Design/methodology/approach
A multivariable discrete grey prediction model (WFTDGM) based on weakening buffering operator is established. Furthermore, the optimal nonlinear parameters are determined by Grey Wolf optimization algorithm to improve the prediction performance, enhancing the model’s predictive performance. Subsequently, global data on artificial intelligence and shipping carbon emissions are employed to validate the effectiveness of our new model and chosen algorithm.
Findings
To demonstrate the applicability and robustness of the new model in predicting marine shipping carbon emissions, the new model is used to forecast global marine shipping carbon emissions. Additionally, a comparative analysis is conducted with five other models.

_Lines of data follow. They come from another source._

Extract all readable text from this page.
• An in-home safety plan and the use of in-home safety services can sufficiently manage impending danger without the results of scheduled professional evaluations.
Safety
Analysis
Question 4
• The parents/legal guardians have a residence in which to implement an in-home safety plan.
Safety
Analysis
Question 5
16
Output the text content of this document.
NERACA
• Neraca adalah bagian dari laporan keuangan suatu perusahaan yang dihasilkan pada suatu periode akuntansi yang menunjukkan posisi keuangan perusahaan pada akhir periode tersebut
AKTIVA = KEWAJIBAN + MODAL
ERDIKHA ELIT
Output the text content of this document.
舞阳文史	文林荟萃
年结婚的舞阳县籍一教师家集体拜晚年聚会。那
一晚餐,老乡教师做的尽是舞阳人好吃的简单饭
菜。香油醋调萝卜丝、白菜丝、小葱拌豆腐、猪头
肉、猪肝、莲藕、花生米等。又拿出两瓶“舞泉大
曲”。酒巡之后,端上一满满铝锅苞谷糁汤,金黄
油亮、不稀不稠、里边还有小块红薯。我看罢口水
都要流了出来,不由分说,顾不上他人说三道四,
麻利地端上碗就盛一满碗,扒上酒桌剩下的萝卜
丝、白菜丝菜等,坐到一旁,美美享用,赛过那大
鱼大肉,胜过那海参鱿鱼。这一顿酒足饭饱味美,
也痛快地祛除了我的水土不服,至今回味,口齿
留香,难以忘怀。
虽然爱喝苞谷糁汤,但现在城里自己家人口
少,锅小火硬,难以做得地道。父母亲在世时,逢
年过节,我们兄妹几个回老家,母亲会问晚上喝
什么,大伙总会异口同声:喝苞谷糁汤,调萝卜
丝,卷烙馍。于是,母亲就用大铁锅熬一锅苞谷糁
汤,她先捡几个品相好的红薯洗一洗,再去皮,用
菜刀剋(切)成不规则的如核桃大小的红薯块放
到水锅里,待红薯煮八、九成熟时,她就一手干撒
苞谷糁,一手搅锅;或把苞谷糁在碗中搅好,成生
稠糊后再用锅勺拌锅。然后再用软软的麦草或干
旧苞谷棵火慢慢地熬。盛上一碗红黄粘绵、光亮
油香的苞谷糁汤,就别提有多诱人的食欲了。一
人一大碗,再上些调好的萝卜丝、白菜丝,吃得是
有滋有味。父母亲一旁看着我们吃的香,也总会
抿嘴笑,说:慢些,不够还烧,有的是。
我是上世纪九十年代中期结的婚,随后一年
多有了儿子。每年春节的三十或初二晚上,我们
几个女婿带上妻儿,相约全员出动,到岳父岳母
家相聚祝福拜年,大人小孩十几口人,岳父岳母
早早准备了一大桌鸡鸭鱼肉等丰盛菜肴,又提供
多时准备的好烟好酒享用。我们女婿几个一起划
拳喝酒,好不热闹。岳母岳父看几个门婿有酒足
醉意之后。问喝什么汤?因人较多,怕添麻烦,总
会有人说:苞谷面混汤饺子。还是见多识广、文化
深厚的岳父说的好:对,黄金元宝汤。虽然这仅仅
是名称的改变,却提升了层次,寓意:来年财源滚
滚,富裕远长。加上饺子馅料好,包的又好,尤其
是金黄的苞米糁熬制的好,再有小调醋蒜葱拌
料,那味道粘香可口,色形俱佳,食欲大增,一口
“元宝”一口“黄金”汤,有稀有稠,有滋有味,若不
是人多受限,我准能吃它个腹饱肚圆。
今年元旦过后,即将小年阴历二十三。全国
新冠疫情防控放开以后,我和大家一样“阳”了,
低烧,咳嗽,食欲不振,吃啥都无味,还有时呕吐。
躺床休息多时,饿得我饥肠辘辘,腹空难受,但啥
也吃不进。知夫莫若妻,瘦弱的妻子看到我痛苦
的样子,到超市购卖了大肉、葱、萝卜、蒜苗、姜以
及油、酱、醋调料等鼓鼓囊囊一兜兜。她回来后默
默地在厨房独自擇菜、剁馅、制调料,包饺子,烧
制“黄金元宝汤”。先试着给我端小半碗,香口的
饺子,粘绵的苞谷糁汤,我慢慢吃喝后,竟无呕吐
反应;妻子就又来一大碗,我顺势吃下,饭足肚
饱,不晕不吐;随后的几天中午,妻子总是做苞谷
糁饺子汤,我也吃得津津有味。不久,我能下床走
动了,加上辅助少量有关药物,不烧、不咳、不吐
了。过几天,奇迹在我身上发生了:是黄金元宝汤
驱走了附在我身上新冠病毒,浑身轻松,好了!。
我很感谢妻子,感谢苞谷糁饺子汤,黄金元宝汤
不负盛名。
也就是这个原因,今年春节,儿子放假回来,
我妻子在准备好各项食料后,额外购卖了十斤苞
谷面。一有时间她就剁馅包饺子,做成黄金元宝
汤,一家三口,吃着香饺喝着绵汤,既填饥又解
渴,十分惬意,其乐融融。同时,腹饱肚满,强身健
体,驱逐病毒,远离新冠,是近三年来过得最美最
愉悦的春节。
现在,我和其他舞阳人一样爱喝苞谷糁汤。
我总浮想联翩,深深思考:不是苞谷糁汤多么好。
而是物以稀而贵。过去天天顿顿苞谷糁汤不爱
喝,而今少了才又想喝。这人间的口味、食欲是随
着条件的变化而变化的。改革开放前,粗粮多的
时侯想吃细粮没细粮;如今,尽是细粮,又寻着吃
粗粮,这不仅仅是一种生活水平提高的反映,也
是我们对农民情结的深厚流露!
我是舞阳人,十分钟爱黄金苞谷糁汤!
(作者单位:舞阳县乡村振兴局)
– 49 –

The empirical findings indicate that the WFTDGM (1, N) model outperforms other comparative models in overall efficacy, with MAPE for both the training and test sets being less than 4%, specifically at 0.299% and 3.489% respectively. Furthermore, the out-of-sample forecasting results suggest an upward trajectory in global shipping carbon emissions over the subsequent four years. Currently, the application of artificial intelligence in mitigating shipping-related carbon emissions has not achieved the desired inhibitory impact.
Practical implications
This research not only deepens understanding of the mechanisms through which artificial intelligence influences shipping carbon emissions but also provides a scientific basis for developing effective emission reduction strategies in the shipping industry, thereby contributing significantly to green shipping and global carbon reduction efforts.
Originality/value
The multi-variable discrete grey prediction model developed in this paper effectively mitigates abnormal fluctuations in time series, serving as a valuable reference for promoting global green and low-carbon transitions and sustainable economic development. Furthermore, based on the findings of this paper, a grey prediction model with even higher predictive performance can be constructed by integrating it with other algorithms.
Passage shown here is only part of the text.